I will be using dense search and provide the top matching document as a context to the LLM.
from langchain_groq import ChatGroq
from prompt_poet import Prompt
llama_70b_llm = ChatGroq(api_key=groq_api_key,
temperature=0.5, model_name="llama3-groq-70b-8192-tool-use-preview")
def rag(query_string, search_type='dense'):
results = search_engine.query_dense_index(query_string,topk=1)
raw_template = """
- name: system instructions
role: system
content: |
You are a helpful assistant, be concise and precise in your answers.
If you don't know answer to a specific user query, always answer with 'I don't know'.

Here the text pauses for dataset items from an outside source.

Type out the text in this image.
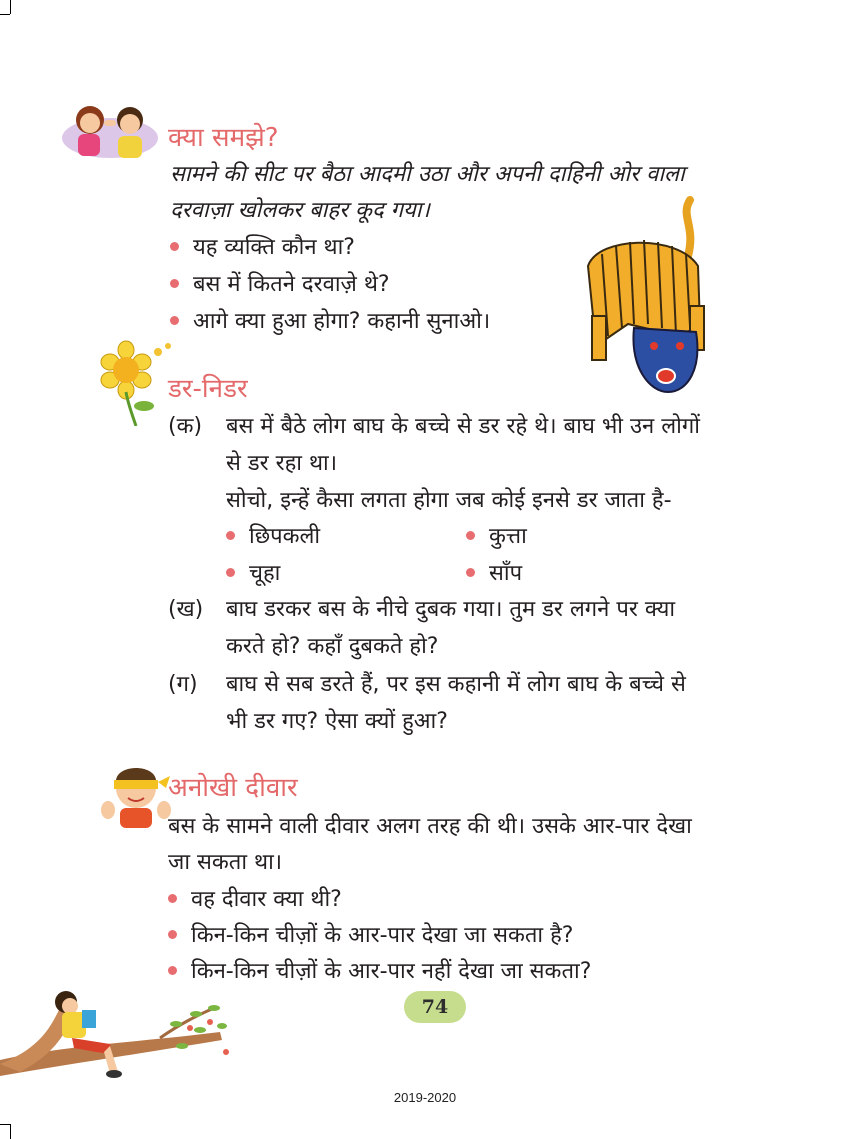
क्या समझे?
सामने की सीट पर बैठा आदमी उठा और अपनी दाहिनी ओर वाला
दरवाज़ा खोलकर बाहर कूद गया।
यह व्यक्ति कौन था?
बस में कितने दरवाज़े थे?
आगे क्या हुआ होगा? कहानी सुनाओ।
डर-निडर
(क) बस में बैठे लोग बाघ के बच्चे से डर रहे थे। बाघ भी उन लोगों
से डर रहा था।
सोचो, इन्हें कैसा लगता होगा जब कोई इनसे डर जाता है-
छिपकली	कुत्ता
चूहा	साँप
(ख) बाघ डरकर बस के नीचे दुबक गया। तुम डर लगने पर क्या
करते हो? कहाँ दुबकते हो?
(ग) बाघ से सब डरते हैं, पर इस कहानी में लोग बाघ के बच्चे से
भी डर गए? ऐसा क्यों हुआ?
अनोखी दीवार
बस के सामने वाली दीवार अलग तरह की थी। उसके आर-पार देखा
जा सकता था।
वह दीवार क्या थी?
किन-किन चीज़ों के आर-पार देखा जा सकता है?
किन-किन चीज़ों के आर-पार नहीं देखा जा सकता?
74
2019-2020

If you know anything about the query, incorporate that knowledge while responding.
- name: user query
role: user
content: |
Please use the context to generate your answer.
Context: {{ context }}
Query: {{ query }}
"""
print("Context: {res}".format(res=results[0]['document']))
template_data = {"context": results[0]['document'],"query": query_string}
prompt = Prompt(
raw_template=raw_template,
template_data=template_data
)
response = llama_70b_llm.invoke(prompt.messages)
return response.content
First let us see what happens if we don't use the RAG.
def generate_text(prompt):
# Construct a prompt for the LLM
response = llama_70b_llm.invoke(prompt)
return response.content
# Example usage
prompt = "What is solar energy?"
generated_response = generate_text(prompt)
print("Generated Response:", generated_response)
Generated Response: Solar energy is the radiant energy emitted by the sun. It is harnessed using various technologies such as solar panels, which convert sunlight into heat or electricity. It is a renewable energy source and is considered clean since it does not produce greenhouse gases that contribute to climate change.
Now, when we ask a question to the the LLM it will use the context document while generating response.
rag("What is solar energy?")
Context: Solar energy is a form of renewable energy that harnesses the sun's energy through photovoltaic cells or solar thermal systems. It is a clean and sustainable source of power, reducing reliance on fossil fuels.
"Solar energy is a form of renewable energy that harnesses the sun's energy through photovoltaic cells or solar thermal systems. It is a clean and sustainable source of power, reducing reliance on fossil fuels."
If we ask something out of context, it will not respond.
rag("Who trained you?")
I don't know
That's it, it is not very complicated.
We implemented a basic search engine and a RAG system from scratch using Python. While this is a simple implementation, it gives a solid foundation for building complicated architectures on top of it.